342 Параллельная концепция обнаруживается у Плотина, который жил чуть позже (ок. 205–2701). Он говорит в «Эннеадах»: «Если душа помнит о своей жизни в прежнее время, то она вместе с тем знает, что свойственное ее природе движение есть не прямолинейное, а круговое, притом не около чего-нибудь внешнего, а около центра. А так как центр есть начало круга, то это значит, что, двигаясь около своего центра, душа движется около того начала, от которого происходит, и этим своим движением стоит в тесной связи и в соответствии со своим началом. Так должно бы быть со всеми душами, не только души богов всегда находятся в таком положении, которое и делает их богами, ибо чья душа стоит всегда в тесной связи с началом, тот есть бог; чья же душа значительно отдалилась от него, тот имеет многочастную природу человека, а то и зверя».
343 Здесь точка выступает центром круга, созданного, так сказать, круговым движением души. Но эта точка есть «центр всех вещей», образ Бога. Данная идея по-прежнему лежит в основе символов мандалы в современных сновидениях.

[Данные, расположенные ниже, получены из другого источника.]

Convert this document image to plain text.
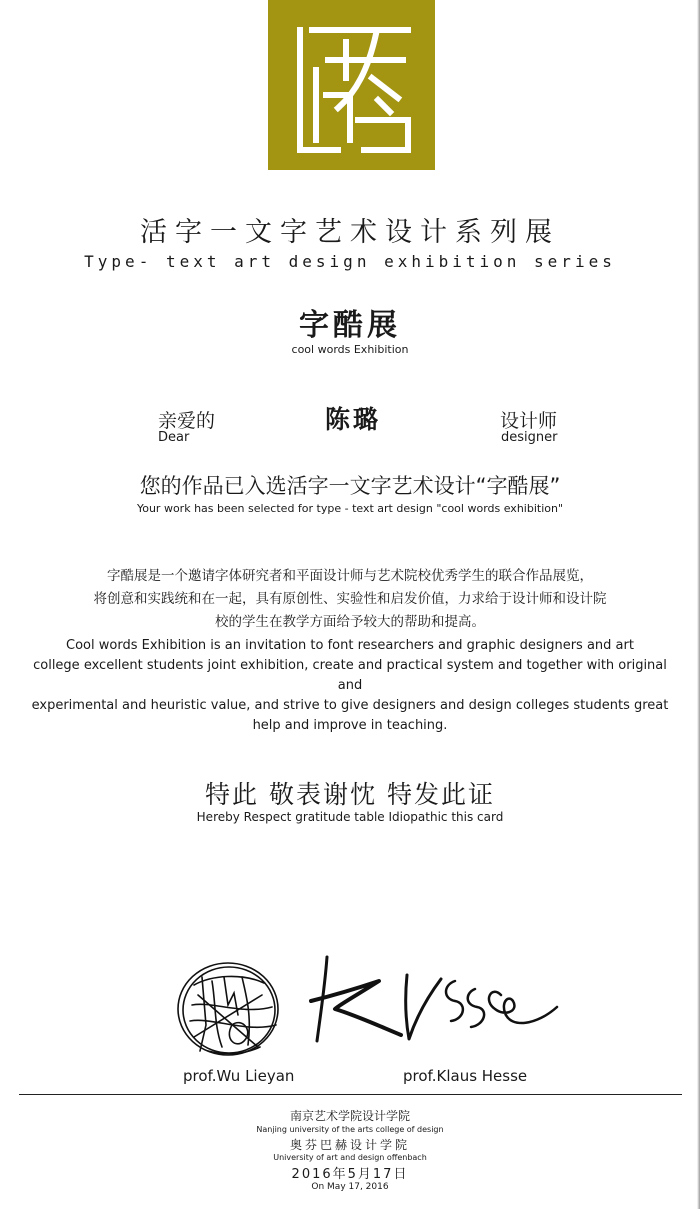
活字一文字艺术设计系列展
Type- text art design exhibition series
字酷展
cool words Exhibition
亲爱的
Dear
陈璐	设计师
designer
您的作品已入选活字一文字艺术设计“字酷展”
Your work has been selected for type - text art design "cool words exhibition"
字酷展是一个邀请字体研究者和平面设计师与艺术院校优秀学生的联合作品展览，
将创意和实践统和在一起，具有原创性、实验性和启发价值，力求给于设计师和设计院
校的学生在教学方面给予较大的帮助和提高。
Cool words Exhibition is an invitation to font researchers and graphic designers and art
college excellent students joint exhibition, create and practical system and together with original and
experimental and heuristic value, and strive to give designers and design colleges students great
help and improve in teaching.
特此 敬表谢忱 特发此证
Hereby Respect gratitude table Idiopathic this card
prof.Wu Lieyan	prof.Klaus Hesse
南京艺术学院设计学院
Nanjing university of the arts college of design
奥芬巴赫设计学院
University of art and design offenbach
2016年5月17日
On May 17, 2016
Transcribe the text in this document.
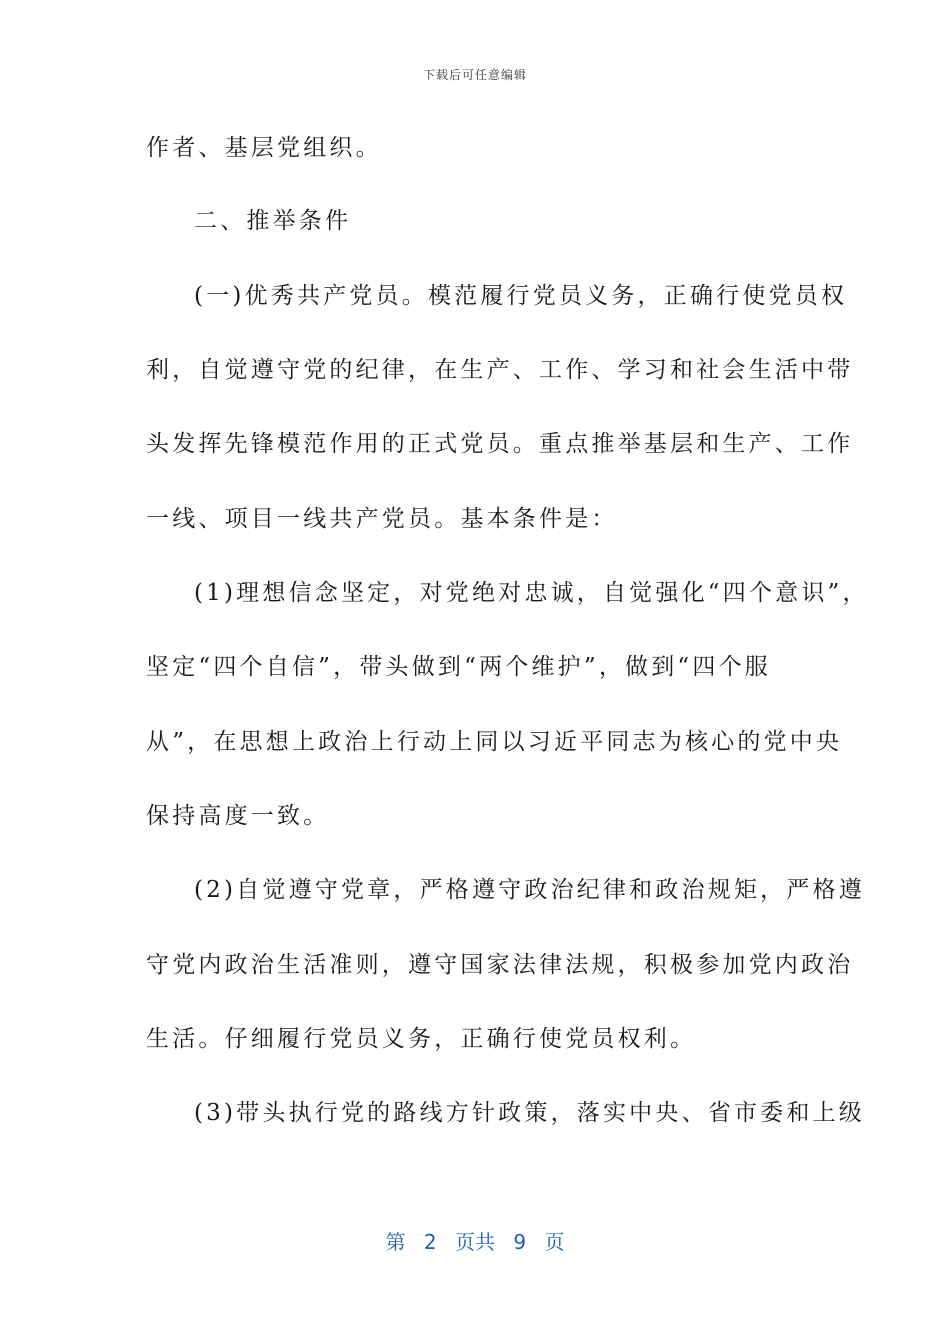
下载后可任意编辑
作者、基层党组织。
二、推举条件
(一)优秀共产党员。模范履行党员义务，正确行使党员权
利，自觉遵守党的纪律，在生产、工作、学习和社会生活中带
头发挥先锋模范作用的正式党员。重点推举基层和生产、工作
一线、项目一线共产党员。基本条件是：
(1)理想信念坚定，对党绝对忠诚，自觉强化“四个意识”，
坚定“四个自信”，带头做到“两个维护”，做到“四个服
从”，在思想上政治上行动上同以习近平同志为核心的党中央
保持高度一致。
(2)自觉遵守党章，严格遵守政治纪律和政治规矩，严格遵
守党内政治生活准则，遵守国家法律法规，积极参加党内政治
生活。仔细履行党员义务，正确行使党员权利。
(3)带头执行党的路线方针政策，落实中央、省市委和上级
第 2 页共 9 页
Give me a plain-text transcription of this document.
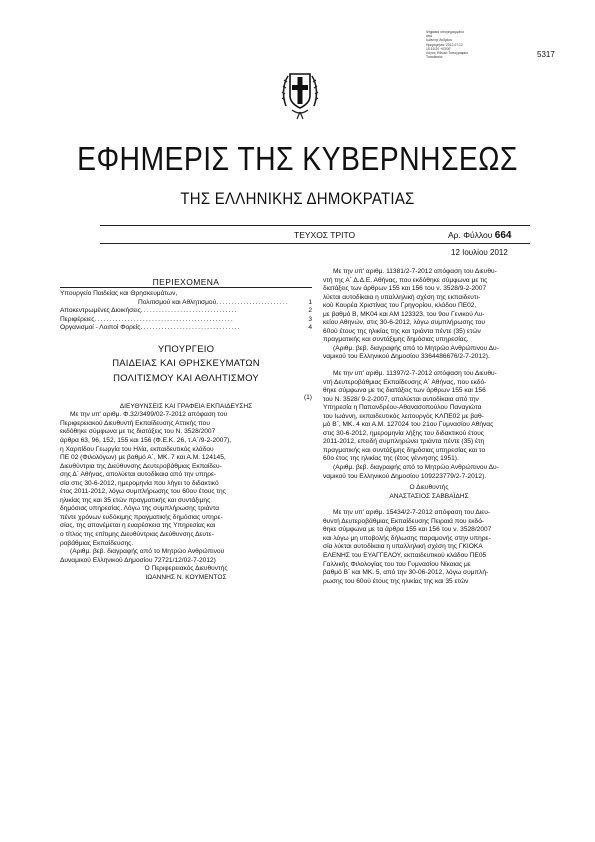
Ψηφιακά υπογεγραμμένο
από
Ιωάννης Ανδρέου
Ημερομηνία: 2012.07.12
10:15:20 +03'00'
Λόγος: Εθνικό Τυπογραφείο
Τοποθεσία:	5317
ΕΦΗΜΕΡΙΣ ΤΗΣ ΚΥΒΕΡΝΗΣΕΩΣ
ΤΗΣ ΕΛΛΗΝΙΚΗΣ ΔΗΜΟΚΡΑΤΙΑΣ
ΤΕΥΧΟΣ ΤΡΙΤΟ	Αρ. Φύλλου 664
12 Ιουλίου 2012
ΠΕΡΙΕΧΟΜΕΝΑ
Υπουργείο Παιδείας και Θρησκευμάτων,
Πολιτισμού και Αθλητισμού ........................	1
Αποκεντρωμένες Διοικήσεις ................................	2
Περιφέρειες ..............................................	3
Οργανισμοί - Λοιποί Φορείς .................................	4
ΥΠΟΥΡΓΕΙΟ
ΠΑΙΔΕΙΑΣ ΚΑΙ ΘΡΗΣΚΕΥΜΑΤΩΝ
ΠΟΛΙΤΙΣΜΟΥ ΚΑΙ ΑΘΛΗΤΙΣΜΟΥ
(1)
ΔΙΕΥΘΥΝΣΕΙΣ ΚΑΙ ΓΡΑΦΕΙΑ ΕΚΠΑΙΔΕΥΣΗΣ
Με την υπ' αριθμ. Φ.32/3499/02-7-2012 απόφαση του
Περιφερειακού Διευθυντή Εκπαίδευσης Αττικής που
εκδόθηκε σύμφωνα με τις διατάξεις του Ν. 3528/2007
άρθρα 63, 96, 152, 155 και 156 (Φ.Ε.Κ. 26, τ.Α΄/9-2-2007),
η Χαριτίδου Γεωργία του Ηλία, εκπαιδευτικός κλάδου
ΠΕ 02 (Φιλολόγων) με βαθμό Α΄, ΜΚ. 7 και Α.Μ. 124145,
Διευθύντρια της Διεύθυνσης Δευτεροβάθμιας Εκπαίδευ-
σης Δ΄ Αθήνας, απολύεται αυτοδίκαια από την υπηρε-
σία στις 30-6-2012, ημερομηνία που λήγει το διδακτικό
έτος 2011-2012, λόγω συμπλήρωσης του 60ου έτους της
ηλικίας της και 35 ετών πραγματικής και συντάξιμης
δημόσιας υπηρεσίας. Λόγω της συμπλήρωσης τριάντα
πέντε χρόνων ευδόκιμης πραγματικής δημόσιας υπηρε-
σίας, της απονέμεται η ευαρέσκεια της Υπηρεσίας και
ο τίτλος της επίτιμης Διευθύντριας Διεύθυνσης Δευτε-
ροβάθμιας Εκπαίδευσης.
(Αριθμ. βεβ. διαγραφής από το Μητρώο Ανθρώπινου
Δυναμικού Ελληνικού Δημοσίου 72721/12/02-7-2012)
Ο Περιφερειακός Διευθυντής
ΙΩΑΝΝΗΣ Ν. ΚΟΥΜΕΝΤΟΣ
Με την υπ' αριθμ. 11381/2-7-2012 απόφαση του Διευθυ-
ντή της Α΄ Δ.Δ.Ε. Αθήνας, που εκδόθηκε σύμφωνα με τις
διατάξεις των άρθρων 155 και 156 του ν. 3528/9-2-2007
λύεται αυτοδίκαια η υπαλληλική σχέση της εκπαιδευτι-
κού Κουρέα Χριστίνας του Γρηγορίου, κλάδου ΠΕ02,
με βαθμό Β, ΜΚ04 και ΑΜ 123323, του 9ου Γενικού Λυ-
κείου Αθηνών, στις 30-6-2012, λόγω συμπλήρωσης του
60ού έτους της ηλικίας της και τριάντα πέντε (35) ετών
πραγματικής και συντάξιμης δημόσιας υπηρεσίας.
(Αριθμ. βεβ. διαγραφής από το Μητρώο Ανθρώπινου Δυ-
ναμικού του Ελληνικού Δημοσίου 3364486676/2-7-2012).
Με την υπ' αριθμ. 11397/2-7-2012 απόφαση του Διευθυ-
ντή Δευτεροβάθμιας Εκπαίδευσης Α΄ Αθήνας, που εκδό-
θηκε σύμφωνα με τις διατάξεις των άρθρων 155 και 156
του Ν. 3528/ 9-2-2007, απολύεται αυτοδίκαια από την
Υπηρεσία η Παπανδρέου-Αθανασοπούλου Παναγιώτα
του Ιωάννη, εκπαιδευτικός λειτουργός ΚΛΠΕ02 με βαθ-
μό Β΄, ΜΚ. 4 και Α.Μ. 127024 του 21ου Γυμνασίου Αθήνας
στις 30-6-2012, ημερομηνία λήξης του διδακτικού έτους
2011-2012, επειδή συμπληρώνει τριάντα πέντε (35) έτη
πραγματικής και συντάξιμης δημόσιας υπηρεσίας και το
60ο έτος της ηλικίας της (έτος γέννησης 1951).
(Αριθμ. βεβ. διαγραφής από το Μητρώο Ανθρώπινου Δυ-
ναμικού του Ελληνικού Δημοσίου 109223779/2-7-2012).
Ο Διευθυντής
ΑΝΑΣΤΑΣΙΟΣ ΣΑΒΒΑΪΔΗΣ
Με την υπ' αριθμ. 15434/2-7-2012 απόφαση του Διευ-
θυντή Δευτεροβάθμιας Εκπαίδευσης Πειραιά που εκδό-
θηκε σύμφωνα με τα άρθρα 155 και 156 του ν. 3528/2007
και λόγω μη υποβολής δήλωσης παραμονής στην υπηρε-
σία λύεται αυτοδίκαια η υπαλληλική σχέση της ΓΚΙΟΚΑ
ΕΛΕΝΗΣ του ΕΥΑΓΓΕΛΟΥ, εκπαιδευτικού κλάδου ΠΕ05
Γαλλικής Φιλολογίας του του Γυμνασίου Νίκαιας με
βαθμό Β΄ και ΜΚ. 5, από την 30-06-2012, λόγω συμπλή-
ρωσης του 60ού έτους της ηλικίας της και 35 ετών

344 Равной значимостью обладает и распространенная у гностиков идея , или искры. Она соответствует scintilla vitae, «малой искре души» у Майстера Экхарта, встречающейся довольно рано в учении Сатурнина. Аналогичным образом «физик» Гераклит, говорят, представлял душу как «искру звездной сущности». Согласно Ипполиту, в доктрине сетиан тьма удерживает «в рабстве сияние и искру света» и «малейшая искра» тонко примешана к темным водам внизу. Симон Маг учит, что в семени и в молоке имеется весьма малая искра, которая «увеличивается и превращается в силу безграничную и неизменную».
345 Символ точки встречается и в алхимии, где обозначает тайную субстанцию: у Михаэля Майера он отражает «чистоту или однородность эссенции». Это – «punctum solis» в яичном желтке, из которой вырастает цыпленок. У Кунрата он представляет Sapientia в форме «соляной точки»; у Майера символизирует золото. Для комментатора «Tractatus aureus» это – срединная точка, «circulus exiguus» и «mediator», примиряющий враждующие стихии и «посредством непрерывного вращения преобразующий угловатую форму квадрата в круговую, подобную ему самому». Для Дорна «punctum vix intelligibile» – отправная точка творения. Аналогичным образом Джон Ди утверждает, что все вещи произошли от точки и монады. В самом деле, Бог одновременно и окружность, и ее центр. У Милия точкой называется птица Гермеса. В «Novum lumen» она – дух и огонь, жизнь тайной субстанции, подобная искре. Такое понимание точки более или менее совпадает с представлениями гностиков.
346 На основании приведенных цитат мы видим, как Христос был ассимилирован в символы, также означавшие Царство Божье, например горчичное зерно, спрятанное сокровище и драгоценную жемчужину. Он и его царство имеют одинаковое значение. Такое растворение личности Христа всегда вызывало возражения, однако при этом не осознавалось, что оно в то же время отражает ассимиляцию и интеграцию Христа в человеческую психику. Результат виден в росте человеческой личности и развитии сознательности. Данные специфические достижения в наш антихристианский век находятся под большой угрозой, исходящей не только от социополитических иллюзорных систем, но и, прежде всего, от рационалистического высокомерия, отрывающего наше сознание от его трансцендентных корней и ставящего перед ним имманентные цели.